Marta Musso,Kerstin Arnold,Federico Nanni,Beatrice Cannelli
DOI: https://doi.org/10.1145/3494572
2024-01-18
Journal on Computing and Cultural Heritage
Abstract:Archives Portal Europe (APE, www.archivesportaleurope.net) is the portal of European archives, an aggregator that connects on a single research point the catalogues and digitised archival material of all archives in and about Europe. It currently hosts material from more than 30 countries, and from a variety of archival institutions (such as State archives, city archives, university and parish archives, private institutions, and more). It is maintained by the Archives Portal Europe Foundation, an international consortium of State archives and other archival institutions that aim to connect the archival material of single institutions into one digital repository, in order to allow universal access to the archival heritage of Europe, promoting new forms of archival research beyond national or local boundaries. One of the research tools made available by Archives Portal Europe is by topics; however, these are currently maintained manually by the archivists, and the vast amount of archival material ingested in the portal makes it impossible to have a comprehensive body of topics that describe the whole of the APE repository. Archives are traditionally not organised by their subject content, but around the entity (person, organization, body) that created and/or collected the documents in the course of their activities. While this is an undisputed pillar of archival management, the availability of online digital repositories for archival research requires new tools for digital archival research, particularly when different archival traditions from different countries and different types of institutions are merged into a unique research portal. Topic detection becomes a fundamental tool to guide archival research and to allow archives to be accessible to potentially world-wide users, in a situation where national and linguistics barriers blur, or are re-defined. This paper presents the preliminary results and plan for future iterations of an AI tool for automated topic detection in a multi- lingual environment, where human-created taxonomies act as bases for the algorithms to aggregate relevant material around a specific topic. The development is based on supervised machine learning, with a combination of human inputs in different languages, and of the usage of Wikipedia pages to model the relevant vocabulary and entities.
computer science, interdisciplinary applications
What problem does this paper attempt to address?

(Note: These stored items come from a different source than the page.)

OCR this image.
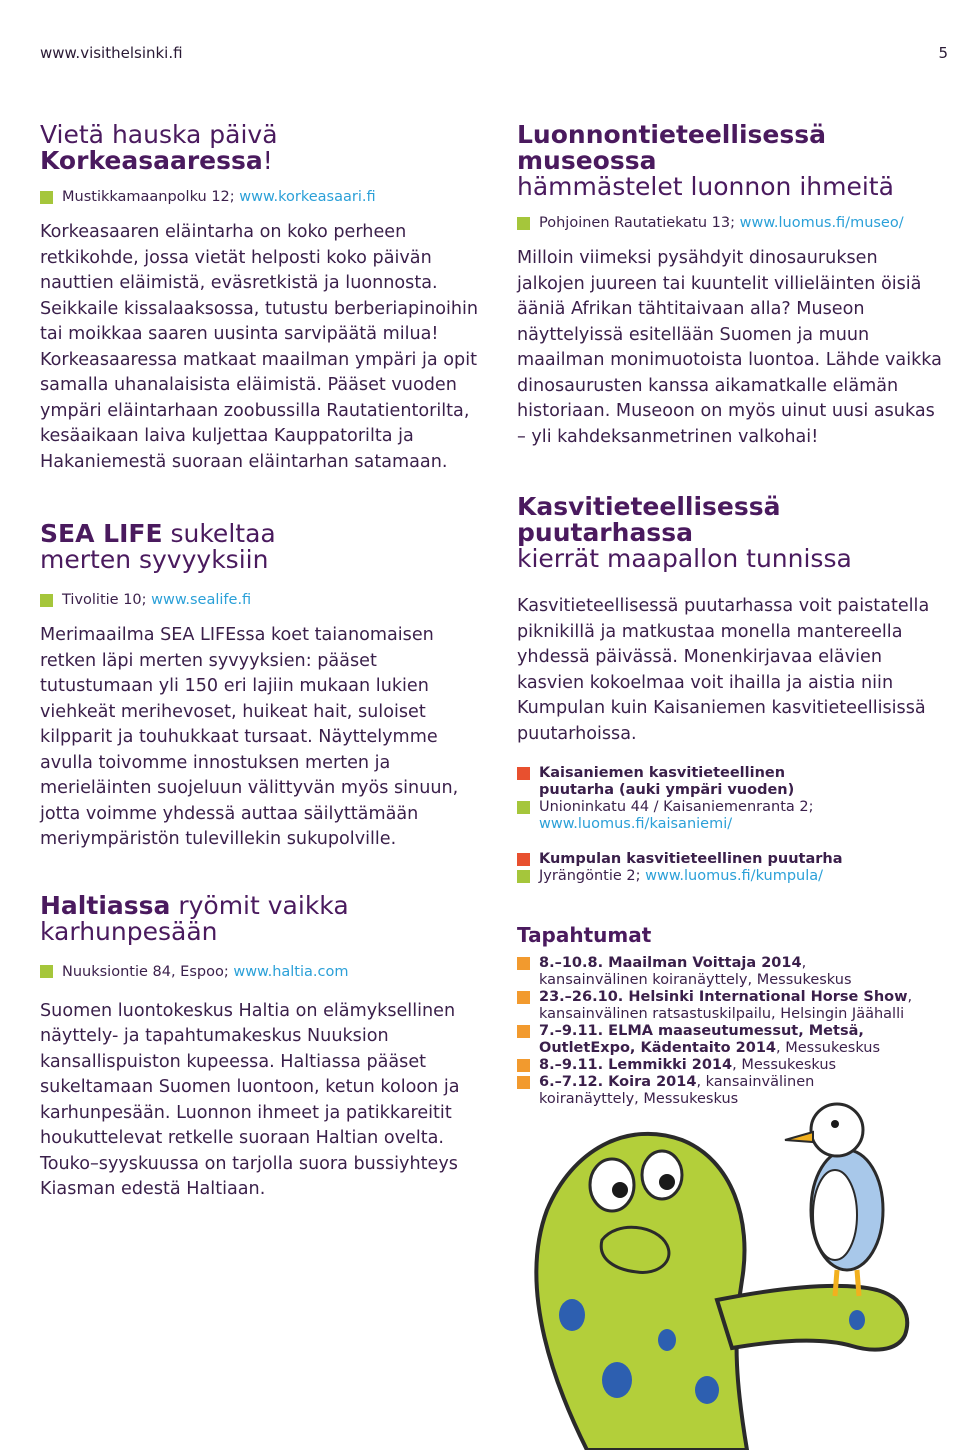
www.visithelsinki.fi	5
Vietä hauska päivä
Korkeasaaressa!
Mustikkamaanpolku 12; www.korkeasaari.fi
Korkeasaaren eläintarha on koko perheen retkikohde, jossa vietät helposti koko päivän nauttien eläimistä, eväsretkistä ja luonnosta. Seikkaile kissalaaksossa, tutustu berberiapinoihin tai moikkaa saaren uusinta sarvipäätä milua! Korkeasaaressa matkaat maailman ympäri ja opit samalla uhanalaisista eläimistä. Pääset vuoden ympäri eläintarhaan zoobussilla Rautatientorilta, kesäaikaan laiva kuljettaa Kauppatorilta ja Hakaniemestä suoraan eläintarhan satamaan.
SEA LIFE sukeltaa
merten syvyyksiin
Tivolitie 10; www.sealife.fi
Merimaailma SEA LIFEssa koet taianomaisen retken läpi merten syvyyksien: pääset tutustumaan yli 150 eri lajiin mukaan lukien viehkeät merihevoset, huikeat hait, suloiset kilpparit ja touhukkaat tursaat. Näyttelymme avulla toivomme innostuksen merten ja merieläinten suojeluun välittyvän myös sinuun, jotta voimme yhdessä auttaa säilyttämään meriympäristön tulevillekin sukupolville.
Haltiassa ryömit vaikka
karhunpesään
Nuuksiontie 84, Espoo; www.haltia.com
Suomen luontokeskus Haltia on elämyksellinen näyttely- ja tapahtumakeskus Nuuksion kansallispuiston kupeessa. Haltiassa pääset sukeltamaan Suomen luontoon, ketun koloon ja karhunpesään. Luonnon ihmeet ja patikkareitit houkuttelevat retkelle suoraan Haltian ovelta. Touko–syyskuussa on tarjolla suora bussiyhteys Kiasman edestä Haltiaan.
Luonnontieteellisessä museossa
hämmästelet luonnon ihmeitä
Pohjoinen Rautatiekatu 13; www.luomus.fi/museo/
Milloin viimeksi pysähdyit dinosauruksen jalkojen juureen tai kuuntelit villieläinten öisiä ääniä Afrikan tähtitaivaan alla? Museon näyttelyissä esitellään Suomen ja muun maailman monimuotoista luontoa. Lähde vaikka dinosaurusten kanssa aikamatkalle elämän historiaan. Museoon on myös uinut uusi asukas – yli kahdeksanmetrinen valkohai!
Kasvitieteellisessä puutarhassa
kierrät maapallon tunnissa
Kasvitieteellisessä puutarhassa voit paistatella piknikillä ja matkustaa monella mantereella yhdessä päivässä. Monenkirjavaa elävien kasvien kokoelmaa voit ihailla ja aistia niin Kumpulan kuin Kaisaniemen kasvitieteellisissä puutarhoissa.
Kaisaniemen kasvitieteellinen
puutarha (auki ympäri vuoden)
Unioninkatu 44 / Kaisaniemenranta 2;
www.luomus.fi/kaisaniemi/
Kumpulan kasvitieteellinen puutarha
Jyrängöntie 2; www.luomus.fi/kumpula/
Tapahtumat
8.–10.8. Maailman Voittaja 2014,
kansainvälinen koiranäyttely, Messukeskus
23.–26.10. Helsinki International Horse Show,
kansainvälinen ratsastuskilpailu, Helsingin Jäähalli
7.–9.11. ELMA maaseutumessut, Metsä,
OutletExpo, Kädentaito 2014, Messukeskus
8.–9.11. Lemmikki 2014, Messukeskus
6.–7.12. Koira 2014, kansainvälinen
koiranäyttely, Messukeskus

The paper attempts to address the issue of achieving automatic topic detection in a multilingual environment to improve the accessibility and research efficiency of archival materials in the Archives Portal Europe (APE). Specifically, the paper focuses on the following points: 1. **Limitations of traditional archival organization methods**: Traditional archives are usually organized according to the entities (such as individuals, organizations, institutions) that created or collected these documents, rather than by topic content. This makes it difficult to quickly find relevant materials by topic in large digital archives. 2. **Challenges in a multilingual environment**: APE brings together materials from over 30 countries and various archival institutions, described in multiple languages. Therefore, there is a need for an automatic topic detection tool that can overcome language barriers, allowing users to easily browse and search these materials. 3. **Insufficiency of manual topic annotation**: Currently, the topics in APE are manually maintained by archivists, but this method is unable to cover all materials, and the standards for topic annotation vary between countries and institutions, leading to incomplete and inconsistent topic coverage. 4. **Need for automated tools**: To overcome the above issues, the paper proposes an automatic topic detection tool based on supervised machine learning. This tool uses human-created taxonomies and Wikipedia pages to model relevant vocabularies and entities, thereby automatically identifying and aggregating materials related to specific topics in a multilingual environment. By addressing these issues, the paper aims to enhance the research experience of users in a multilingual environment for European historical archives and promote cross-national and cross-language archival research.